I don't think the underlying model is word based, but character based. You could...

nl · on Oct 3, 2022

No, it's word based.

The vocabulary is here: https://huggingface.co/openai/clip-vit-base-patch32/resolve/...

It is contextual though, so words in different orders mean different things.

spijdar · on Oct 4, 2022

Huh, interesting, I had just ... assumed CLIP's tokenizer was character based, like GPT's was. At least, I think GPT's is character based?

Is there any reason it couldn't be character based, besides the (presumably very large) increase in resources needed to train and run inference? This is all way out of my league, but seems like you could get interesting results from this, since (by my caveman understanding) this hypothetical transformer could make some sense of words it had never seen before, so spelling variants or neologisms and such.

nl · on Oct 4, 2022

I started a proper reply but had to board a plane.

It's actually a byte-pair encoded (BPE is better than character encoding but can do the things you mentioned) list of things that includes words. You can find common English suffixes in it listed separately too.

spijdar · on Oct 4, 2022

Thanks for the responses, I really appreciate the help. My only background with ML is playing with LSTMs and simple sequence-to-sequence models back before transformers, and the last few days I've been trying to deep dive as much as I can into the "state-of-the-art". I dislike treating the technology as a magical black box...

nl · on Oct 4, 2022

Here's the response I half wrote before:

GPT (and many other modern NLP models) use byte-pair encoding. Your summary of the benefits of this is correct - it can deal novel words much better.

Byte-pair encoding (BPE) is better than character encoding because it can deal with unicode (and emojis).

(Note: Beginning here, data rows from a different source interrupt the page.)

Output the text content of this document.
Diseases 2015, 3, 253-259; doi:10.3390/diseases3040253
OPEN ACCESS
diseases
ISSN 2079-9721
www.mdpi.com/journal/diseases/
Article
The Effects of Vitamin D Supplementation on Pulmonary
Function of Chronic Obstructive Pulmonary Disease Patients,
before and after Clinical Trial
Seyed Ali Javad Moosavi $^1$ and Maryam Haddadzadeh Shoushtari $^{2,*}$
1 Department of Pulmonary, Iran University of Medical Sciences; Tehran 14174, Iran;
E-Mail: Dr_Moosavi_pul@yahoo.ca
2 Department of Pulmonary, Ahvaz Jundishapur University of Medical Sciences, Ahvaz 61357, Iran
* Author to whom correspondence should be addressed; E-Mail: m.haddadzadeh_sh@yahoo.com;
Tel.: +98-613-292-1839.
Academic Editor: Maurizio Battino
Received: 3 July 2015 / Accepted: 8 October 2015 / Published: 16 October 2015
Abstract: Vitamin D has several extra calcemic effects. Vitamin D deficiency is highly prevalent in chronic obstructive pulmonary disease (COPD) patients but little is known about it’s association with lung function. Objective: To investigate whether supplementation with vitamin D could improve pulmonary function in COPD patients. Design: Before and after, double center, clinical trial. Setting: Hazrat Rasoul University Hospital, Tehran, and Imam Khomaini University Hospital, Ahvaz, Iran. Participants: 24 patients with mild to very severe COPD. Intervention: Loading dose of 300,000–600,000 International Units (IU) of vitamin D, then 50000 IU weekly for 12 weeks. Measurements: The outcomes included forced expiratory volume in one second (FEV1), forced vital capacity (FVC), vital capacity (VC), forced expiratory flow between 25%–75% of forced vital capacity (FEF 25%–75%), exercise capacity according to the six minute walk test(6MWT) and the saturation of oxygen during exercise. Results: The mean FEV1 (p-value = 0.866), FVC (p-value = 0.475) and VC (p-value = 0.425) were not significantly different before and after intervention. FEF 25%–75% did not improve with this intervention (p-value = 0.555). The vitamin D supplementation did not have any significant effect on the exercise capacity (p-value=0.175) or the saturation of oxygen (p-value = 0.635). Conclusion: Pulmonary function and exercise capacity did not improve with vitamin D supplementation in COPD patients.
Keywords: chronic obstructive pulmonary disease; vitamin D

CLIP uses a BPE encoding of the vocabulary: The transformer operates on a lower-cased byte pair encoding (BPE) representation of the text with a 49,152 vocab size

So strictly this vocabulary is NOT (just) words, it is common sequences of byte pairs. You can see this if you examine the vocabulary - you'll find things like "tive" which isn't a word but is a very common English suffix.

jhbadger · on Oct 3, 2022

Thank you. This is really helpful. Yes, you don't know exactly how SD will respond, but for example you can grep celebrity names and can know whether SD has any chance of drawing a picture with them in it or not rather than just randomly guessing.

pwinnski · on Oct 3, 2022

It's a word list, so as I'm sure you've already figured out, you have to grep first and last names separately. For example, "jennifer" as a first name is token 19786, while "garner</w>" is token 20340. If you want "james garner" instead, looks like that's tokens 6963 and 20340. Except, since it's a word list, there's still no guarantee that either celebrity is necessarily represented until you try.